Ninoy’s Specter
August 21st, 2008 by Marocharim“The nation-wide rebellion is escalating and threatens to explode into a bloody revolution. There is a growing cadre of young Filipinos who have finally come to realize that freedom is never granted, it is taken. Must we relive the agonies and the blood-letting of the past that brought forth our Republic, or can we sit down as brothers and sisters and discuss our differences with reason and goodwill?”
- Benigno Aquino, Jr.
August 21, 1983
It’s been a full quarter century since Ninoy said those last words, and sparked the bloodless movement that was the 1986 EDSA People Power Revolution. Today, Ninoy’s specter looms over us, waiting for the answer to that question: savage bloodshed, or peaceful discussion? Or their iterations: savage discussion, or bloodshed in the name of peace?
It’s often said that war – the way it’s going on now, or some form of it – is the crucible for lasting peace in Mindanao. I disagree: the crucible was supposed to be the peace process. No matter how protracted or how lame it was, the peace process was (at least back then) the only acceptable way of dealing with the possibility of Moro secession. You don’t have newspaper headlines back then of families who escape their homes and go to stores asking for lodging. You don’t have stories of innocent civilians getting their bodies hacked off by rampaging lunatics.

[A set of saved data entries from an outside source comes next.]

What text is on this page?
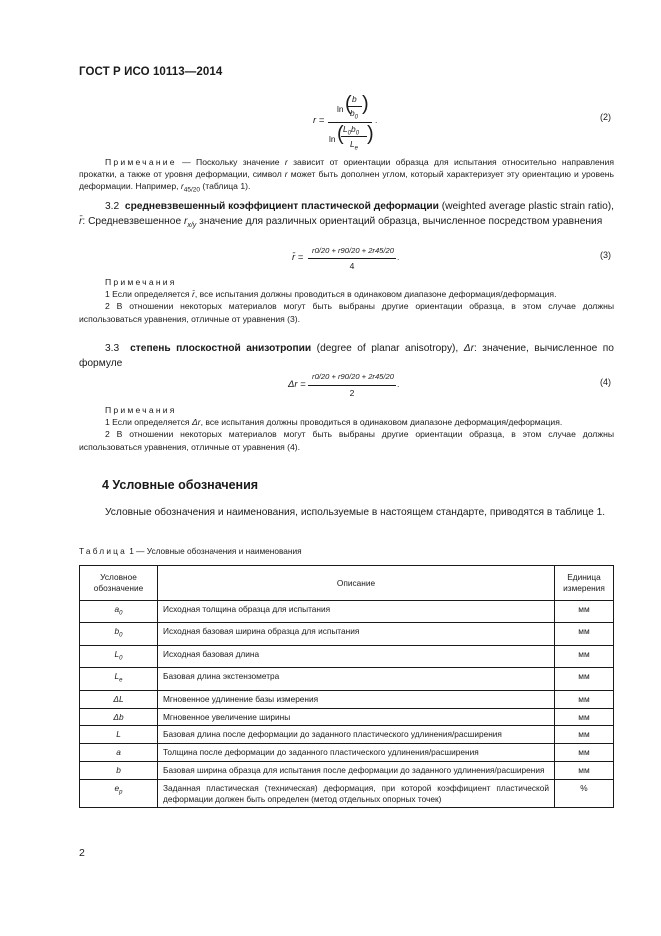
ГОСТ Р ИСО 10113—2014
r =
ln ( b
$b_0$
)
ln ( $L_0b_0$
$L_e$
)
.	(2)
Примечание — Поскольку значение r зависит от ориентации образца для испытания относительно направления прокатки, а также от уровня деформации, символ r может быть дополнен углом, который характеризует эту ориентацию и уровень деформации. Например, $r_{45/20}$ (таблица 1).
3.2 средневзвешенный коэффициент пластической деформации (weighted average plastic strain ratio), r̄: Средневзвешенное $r_{x/y}$ значение для различных ориентаций образца, вычисленное посредством уравнения
r̄ =
r0/20 + r90/20 + 2r45/20
4
.	(3)
Примечания
1 Если определяется r̄, все испытания должны проводиться в одинаковом диапазоне деформация/деформация.
2 В отношении некоторых материалов могут быть выбраны другие ориентации образца, в этом случае должны использоваться уравнения, отличные от уравнения (3).
3.3 степень плоскостной анизотропии (degree of planar anisotropy), Δr: значение, вычисленное по формуле
Δr =
r0/20 + r90/20 + 2r45/20
2
.	(4)
Примечания
1 Если определяется Δr, все испытания должны проводиться в одинаковом диапазоне деформация/деформация.
2 В отношении некоторых материалов могут быть выбраны другие ориентации образца, в этом случае должны использоваться уравнения, отличные от уравнения (4).
4 Условные обозначения
Условные обозначения и наименования, используемые в настоящем стандарте, приводятся в таблице 1.
Таблица 1 — Условные обозначения и наименования
Условное обозначение	Описание	Единица измерения
$a_0$	Исходная толщина образца для испытания	мм
$b_0$	Исходная базовая ширина образца для испытания	мм
$L_0$	Исходная базовая длина	мм
$L_e$	Базовая длина экстензометра	мм
ΔL	Мгновенное удлинение базы измерения	мм
Δb	Мгновенное увеличение ширины	мм
L	Базовая длина после деформации до заданного пластического удлинения/расширения	мм
a	Толщина после деформации до заданного пластического удлинения/расширения	мм
b	Базовая ширина образца для испытания после деформации до заданного удлинения/расширения	мм
$e_p$	Заданная пластическая (техническая) деформация, при которой коэффициент пластической деформации должен быть определен (метод отдельных опорных точек)	%
2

That crucible failed. Incompatibility, misunderstandings, miscommunication, and even incompetence made possible the all-out offensive that threatens to turn a rivulet of blood into a crimson tide of death. In a way, if the bloodshed is not stemmed, indeed we will have to relive the agonies and the blood-letting of a future that, all possibilities considered, may bring forth the Bangsamoro Republic. This may very well be the test of whether or not these 7,107 islands can stand together and preserve its union under one flag, one country, and can build a single sense of nationhood.
Yet to expect something so Lincoln-like of the current Administration – or from the bandit terrorists of the MILF who compromised a prospect for peace and self-determination for its brethren – is too much to expect. It’s one thing to compromise the sovereignty guaranteed and explicated in the Constitution in the name of a MoA. It’s another thing to take the lives of innocent civilians in a mad, unexplainable rampage.
This expectation – as Ninoy himself lived as an example of – falls to the youth of the Philippines. Make no mistake about it, but in the next 10 to 20 years, with the way things are going, we’ll inherit a broken nation that few grown persons will ever take the responsibility for, much less repair.